His comments came hours after separatist parties submitted a bill on secession to the regional Catalan parliament.
In a rare televised address to the nation, Rajoy slammed the bill as an "act of provocation" which would "have no effect".
"The state will not hesitate to use all the political and legal means afforded by the law and the constitution to defend Spain's sovereignty," he said.
He was speaking just hours after Catalan separatist parties announced they would adopt a resolution in November on launching a process to create an independent Catalan state.
"The Catalan parliament solemnly declares the start of the process to create an independent Catalan State, in the form of a Republic," read the text which will be put to a vote in the parliament in Barcelona.

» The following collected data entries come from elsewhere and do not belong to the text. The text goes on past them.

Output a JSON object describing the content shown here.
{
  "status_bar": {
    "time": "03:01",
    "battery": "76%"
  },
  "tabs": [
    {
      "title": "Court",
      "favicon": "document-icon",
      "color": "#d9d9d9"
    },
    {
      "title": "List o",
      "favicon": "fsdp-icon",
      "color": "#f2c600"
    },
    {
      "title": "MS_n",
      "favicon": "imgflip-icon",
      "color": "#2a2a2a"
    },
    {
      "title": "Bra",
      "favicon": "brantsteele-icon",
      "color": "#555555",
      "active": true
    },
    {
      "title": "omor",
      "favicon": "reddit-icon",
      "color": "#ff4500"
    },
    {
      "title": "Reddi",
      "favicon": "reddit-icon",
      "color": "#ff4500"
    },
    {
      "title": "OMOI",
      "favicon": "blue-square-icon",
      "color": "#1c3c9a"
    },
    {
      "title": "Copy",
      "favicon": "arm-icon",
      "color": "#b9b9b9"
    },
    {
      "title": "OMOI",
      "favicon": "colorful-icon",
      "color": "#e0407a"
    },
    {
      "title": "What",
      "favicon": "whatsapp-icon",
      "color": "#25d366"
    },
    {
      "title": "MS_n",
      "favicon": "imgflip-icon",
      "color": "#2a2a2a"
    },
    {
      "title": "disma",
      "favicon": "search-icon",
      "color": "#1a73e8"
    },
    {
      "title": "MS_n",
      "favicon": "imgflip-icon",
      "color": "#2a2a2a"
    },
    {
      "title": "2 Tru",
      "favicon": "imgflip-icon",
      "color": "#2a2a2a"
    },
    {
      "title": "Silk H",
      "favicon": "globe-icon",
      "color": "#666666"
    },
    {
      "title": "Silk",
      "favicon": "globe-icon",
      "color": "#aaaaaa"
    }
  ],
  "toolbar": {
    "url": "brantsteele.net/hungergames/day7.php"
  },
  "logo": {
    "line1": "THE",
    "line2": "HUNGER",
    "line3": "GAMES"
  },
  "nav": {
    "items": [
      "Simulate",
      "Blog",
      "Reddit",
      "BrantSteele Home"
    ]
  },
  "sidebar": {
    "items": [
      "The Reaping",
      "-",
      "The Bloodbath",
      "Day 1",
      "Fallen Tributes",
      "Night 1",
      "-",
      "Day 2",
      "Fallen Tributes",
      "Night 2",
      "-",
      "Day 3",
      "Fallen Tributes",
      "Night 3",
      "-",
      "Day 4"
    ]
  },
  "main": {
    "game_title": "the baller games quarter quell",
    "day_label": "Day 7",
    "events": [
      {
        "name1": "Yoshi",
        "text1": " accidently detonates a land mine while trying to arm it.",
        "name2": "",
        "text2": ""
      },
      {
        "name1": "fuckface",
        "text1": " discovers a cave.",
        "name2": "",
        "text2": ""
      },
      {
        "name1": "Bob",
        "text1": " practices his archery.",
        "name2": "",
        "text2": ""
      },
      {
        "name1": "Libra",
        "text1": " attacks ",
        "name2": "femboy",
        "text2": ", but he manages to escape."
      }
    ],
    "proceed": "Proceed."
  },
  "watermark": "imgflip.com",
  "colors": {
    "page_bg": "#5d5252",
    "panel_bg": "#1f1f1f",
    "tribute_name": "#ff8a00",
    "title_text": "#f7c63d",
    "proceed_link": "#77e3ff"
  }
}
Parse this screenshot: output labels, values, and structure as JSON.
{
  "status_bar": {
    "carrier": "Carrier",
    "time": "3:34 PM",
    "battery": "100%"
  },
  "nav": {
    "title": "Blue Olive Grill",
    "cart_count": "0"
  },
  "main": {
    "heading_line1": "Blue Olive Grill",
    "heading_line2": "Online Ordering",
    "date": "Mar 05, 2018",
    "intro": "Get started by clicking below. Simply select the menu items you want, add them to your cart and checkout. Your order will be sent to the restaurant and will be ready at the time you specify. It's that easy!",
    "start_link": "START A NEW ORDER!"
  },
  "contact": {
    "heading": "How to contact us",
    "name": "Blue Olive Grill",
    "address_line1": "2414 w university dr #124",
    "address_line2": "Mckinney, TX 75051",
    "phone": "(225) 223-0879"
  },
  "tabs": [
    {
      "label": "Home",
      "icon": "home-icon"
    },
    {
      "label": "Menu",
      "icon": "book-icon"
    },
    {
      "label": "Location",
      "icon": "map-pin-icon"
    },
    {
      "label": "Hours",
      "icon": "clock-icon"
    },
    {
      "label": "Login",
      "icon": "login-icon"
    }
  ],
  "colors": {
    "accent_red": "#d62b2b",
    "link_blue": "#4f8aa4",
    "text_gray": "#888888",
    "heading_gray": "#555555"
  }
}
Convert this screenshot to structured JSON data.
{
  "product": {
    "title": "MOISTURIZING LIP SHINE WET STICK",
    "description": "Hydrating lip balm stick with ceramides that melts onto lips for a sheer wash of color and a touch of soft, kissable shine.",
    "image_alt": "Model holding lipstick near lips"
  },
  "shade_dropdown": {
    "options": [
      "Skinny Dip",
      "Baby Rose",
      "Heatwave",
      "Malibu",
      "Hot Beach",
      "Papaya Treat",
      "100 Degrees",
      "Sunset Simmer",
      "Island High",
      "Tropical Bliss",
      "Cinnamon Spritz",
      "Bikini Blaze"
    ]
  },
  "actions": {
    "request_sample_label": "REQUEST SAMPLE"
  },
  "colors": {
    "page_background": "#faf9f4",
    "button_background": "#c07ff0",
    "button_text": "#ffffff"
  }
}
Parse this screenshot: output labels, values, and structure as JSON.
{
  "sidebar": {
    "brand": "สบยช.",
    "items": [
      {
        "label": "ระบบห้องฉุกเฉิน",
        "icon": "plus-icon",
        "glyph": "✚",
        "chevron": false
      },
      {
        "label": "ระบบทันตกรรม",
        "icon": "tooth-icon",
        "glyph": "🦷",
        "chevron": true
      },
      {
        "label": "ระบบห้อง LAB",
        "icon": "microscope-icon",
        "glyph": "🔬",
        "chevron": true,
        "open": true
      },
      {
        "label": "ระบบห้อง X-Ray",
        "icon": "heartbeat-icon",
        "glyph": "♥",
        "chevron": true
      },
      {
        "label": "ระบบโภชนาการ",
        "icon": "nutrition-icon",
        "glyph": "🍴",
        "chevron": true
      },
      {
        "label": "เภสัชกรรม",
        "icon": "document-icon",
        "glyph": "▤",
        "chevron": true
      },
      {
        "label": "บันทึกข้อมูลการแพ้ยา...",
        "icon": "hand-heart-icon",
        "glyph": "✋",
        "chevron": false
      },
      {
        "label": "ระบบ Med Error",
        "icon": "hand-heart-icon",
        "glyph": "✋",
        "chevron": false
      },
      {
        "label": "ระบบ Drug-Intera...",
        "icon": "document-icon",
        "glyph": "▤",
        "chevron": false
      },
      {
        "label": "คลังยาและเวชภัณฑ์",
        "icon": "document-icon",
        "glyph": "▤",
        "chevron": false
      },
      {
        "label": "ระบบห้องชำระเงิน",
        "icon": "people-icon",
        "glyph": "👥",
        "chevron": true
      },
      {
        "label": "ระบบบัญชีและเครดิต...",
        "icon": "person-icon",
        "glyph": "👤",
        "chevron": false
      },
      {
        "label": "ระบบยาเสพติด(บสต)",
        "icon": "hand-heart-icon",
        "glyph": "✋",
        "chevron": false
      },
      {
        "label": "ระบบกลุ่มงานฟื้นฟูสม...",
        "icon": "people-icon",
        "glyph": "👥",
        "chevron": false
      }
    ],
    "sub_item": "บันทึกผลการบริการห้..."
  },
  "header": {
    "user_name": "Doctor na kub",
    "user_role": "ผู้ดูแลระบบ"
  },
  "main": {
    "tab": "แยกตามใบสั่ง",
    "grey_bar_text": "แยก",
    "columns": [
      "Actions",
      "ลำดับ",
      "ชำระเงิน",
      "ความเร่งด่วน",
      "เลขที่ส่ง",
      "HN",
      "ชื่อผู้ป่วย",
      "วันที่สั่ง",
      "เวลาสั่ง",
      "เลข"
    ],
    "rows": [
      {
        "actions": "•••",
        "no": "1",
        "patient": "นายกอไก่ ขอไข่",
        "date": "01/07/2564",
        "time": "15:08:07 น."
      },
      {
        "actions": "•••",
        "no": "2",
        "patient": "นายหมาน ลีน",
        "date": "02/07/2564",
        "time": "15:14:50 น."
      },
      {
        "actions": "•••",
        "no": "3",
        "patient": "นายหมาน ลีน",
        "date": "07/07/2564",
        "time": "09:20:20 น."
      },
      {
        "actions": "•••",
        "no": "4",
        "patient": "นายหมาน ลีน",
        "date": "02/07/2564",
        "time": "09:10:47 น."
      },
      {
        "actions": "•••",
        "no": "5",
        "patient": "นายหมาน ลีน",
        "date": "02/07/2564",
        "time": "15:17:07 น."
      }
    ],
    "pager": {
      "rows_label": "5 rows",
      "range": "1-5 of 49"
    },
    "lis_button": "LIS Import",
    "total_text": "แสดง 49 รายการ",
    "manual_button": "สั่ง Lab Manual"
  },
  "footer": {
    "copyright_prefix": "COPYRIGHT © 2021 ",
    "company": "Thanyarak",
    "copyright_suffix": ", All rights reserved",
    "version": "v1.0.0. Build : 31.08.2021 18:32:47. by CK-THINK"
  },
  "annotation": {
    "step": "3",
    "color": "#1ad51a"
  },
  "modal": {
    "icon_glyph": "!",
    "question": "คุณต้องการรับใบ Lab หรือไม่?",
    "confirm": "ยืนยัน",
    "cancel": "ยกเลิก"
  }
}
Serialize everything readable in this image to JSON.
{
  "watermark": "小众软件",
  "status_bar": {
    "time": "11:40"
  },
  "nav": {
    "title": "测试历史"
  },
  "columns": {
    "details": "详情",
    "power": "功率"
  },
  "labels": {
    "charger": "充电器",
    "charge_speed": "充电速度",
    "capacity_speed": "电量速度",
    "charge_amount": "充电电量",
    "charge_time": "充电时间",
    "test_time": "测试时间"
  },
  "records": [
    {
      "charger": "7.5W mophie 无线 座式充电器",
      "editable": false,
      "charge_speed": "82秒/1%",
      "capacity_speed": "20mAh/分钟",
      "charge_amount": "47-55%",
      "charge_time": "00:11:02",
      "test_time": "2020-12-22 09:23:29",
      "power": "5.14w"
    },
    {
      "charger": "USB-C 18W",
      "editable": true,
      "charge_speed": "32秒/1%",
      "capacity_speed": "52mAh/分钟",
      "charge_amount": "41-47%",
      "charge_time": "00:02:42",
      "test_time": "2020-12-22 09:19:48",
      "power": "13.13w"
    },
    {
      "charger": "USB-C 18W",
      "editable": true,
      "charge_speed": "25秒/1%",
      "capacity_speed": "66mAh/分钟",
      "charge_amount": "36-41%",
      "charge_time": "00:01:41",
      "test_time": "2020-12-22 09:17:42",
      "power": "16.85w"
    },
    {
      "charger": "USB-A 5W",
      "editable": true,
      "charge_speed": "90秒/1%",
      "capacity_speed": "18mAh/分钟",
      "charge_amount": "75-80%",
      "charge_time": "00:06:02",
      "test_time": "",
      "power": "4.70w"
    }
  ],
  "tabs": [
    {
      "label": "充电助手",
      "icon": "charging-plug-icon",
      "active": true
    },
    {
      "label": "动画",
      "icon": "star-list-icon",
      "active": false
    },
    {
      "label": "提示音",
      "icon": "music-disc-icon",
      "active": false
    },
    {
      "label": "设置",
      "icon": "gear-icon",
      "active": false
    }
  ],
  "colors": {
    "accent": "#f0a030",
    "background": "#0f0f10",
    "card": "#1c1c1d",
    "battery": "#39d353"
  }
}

Catalan pro-independence parties won a majority of 72 in the 135-seat Catalan parliament in September 27 elections.
While topping the poll they failed to win a majority of all votes cast, handing their adversaries in the central government in Madrid a strong argument to resist the push for independence.
"It is an act of provocation on the part of those who want to bypass the law because they know it is not on their side," Rajoy added.
"As long as I am the head of the government, Spain will remain a nation of free and equal citizens," Rajoy added just two months ahead of a December 20th general election.
Catalans' long-standing demands for greater autonomy have intensified in recent years, in tandem with the country's economic crisis.
A region of 7.5 million people which accounts for a fifth of Spain's economic output, Catalonia has its own language, which was suppressed during the 1939-75 dictatorship of General Francisco Franco.